Buyers also challenge the district court’s determination that a roadway easement over their property for access to the Herrera tract was acquired by prescription. Proof of an easement by prescription requires a showing by clear and convincing evidence of open, uninterrupted, peaceable, adverse, and notorious use for a ten-year period under a claim of right, with the knowledge or imputed knowledge of the property owner. Garmond v. Kinney, 91 N.M. 646, 579 P.2d 178 (1978); Hester v. Sawyers, 41 N.M. 497, 71 P.2d 646 (1937).

Contrary to the district court’s determination, we find that these requirements were not met. The record indicates that several persons used the road across Buyers’ property with Buyers’ knowledge. The road, however, was used almost exclusively for access to the Tanner (Seller) and Calverley properties. Such use was perfectly consistent with the limited easements for such access set forth in the real estate contract and cannot serve as a basis for an easement by prescription.

Herreras’ assertions that Seller used the easement as a public road are also groundless. There is simply no evidence that Seller used the easement for access to any property other than his own. Even if evidence of public use were present, such use would be inconsistent with the assertion of a prescriptive right. Garmond v. Kinney, 91 N.M. at 647, 579 P.2d at 179.

The only evidence which could conceivably serve as a basis for a prescriptive easement across Buyers’ property was Mr. Herrera’s use of the road approximately three times per year for access to his property. However, the record reflects that the maximum period of Mr. Herrera’s use was at least two years short of the ten years required to establish a prescriptive easement. In addition, the use by Mr. Herrera was quite sporadic and not of a nature which would impart notice to Buyers that Herreras claimed a prescriptive right to use the road. We find the evidence is *208insufficient as a matter of law to establish a prescriptive easement.

Easement by Necessity

The district court’s determination that a way of necessity existed over Buyers’ property to Herreras’ tract was also incorrect as a matter of law. “A way of necessity can only arise where an owner of property severs a portion of his property and the portion retained or sold is cut off from access to a public route by the land from which it was severed.” Amoco Production Co. v. Sims, 97 N.M. 324, 326, 639 P.2d 1178, 1180 (1981). The fundamental requirement of common ownership, Id.; Otero v. Pacheco, 94 N.M. 524, 612 P.2d 1335 (Ct.App.), cert. denied, 94 N.M. 674, 615 P.2d 991 (1980), is lacking in the instant case.
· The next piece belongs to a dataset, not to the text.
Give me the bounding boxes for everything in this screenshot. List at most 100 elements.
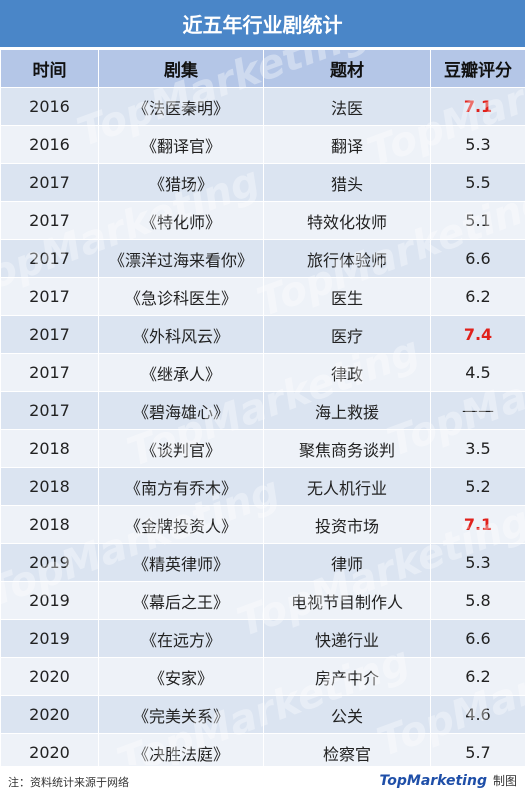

There is no proof that Seller ever owned the Herrera tract in addition to the lots he owned in the Monticello Subdivision, or that he conveyed or retained portions thereof in a manner which would landlock the Herrera tract.


No easement of any kind exists over Buyers’ property for access to the Herrera tract. The district court therefore erred in refusing to enjoin Herreras from use of the contested easement. The owners of the Herrera property and their successors and assigns should be permanently enjoined from use of the claimed easement across Buyers’ property. See Kennedy v. Bond, 80 N.M. 734, 460 P.2d 809 (1969).

We note that Buyers also sued Seller’s estate and Lewis R. Tanner, Jr. as its executor, essentially claiming that any valid easement grant by Seller to Oliver in 1972 was a breach of the 1969 real estate contract. In light of our conclusion that Buyers’ property is not burdened by an easement in favor of Herreras, Buyers’ action for breach is no longer well founded. Such a claim would lie only had Seller’s actions resulted in the creation of an additional valid easement across Buyers’ property not set forth in the contract.

The district court is reversed and the cause remanded for further proceedings consistent with this opinion.

The parties are to bear their own costs and attorney fees on appeal.


FEDERICI, C.J., and WALTERS, J., concur.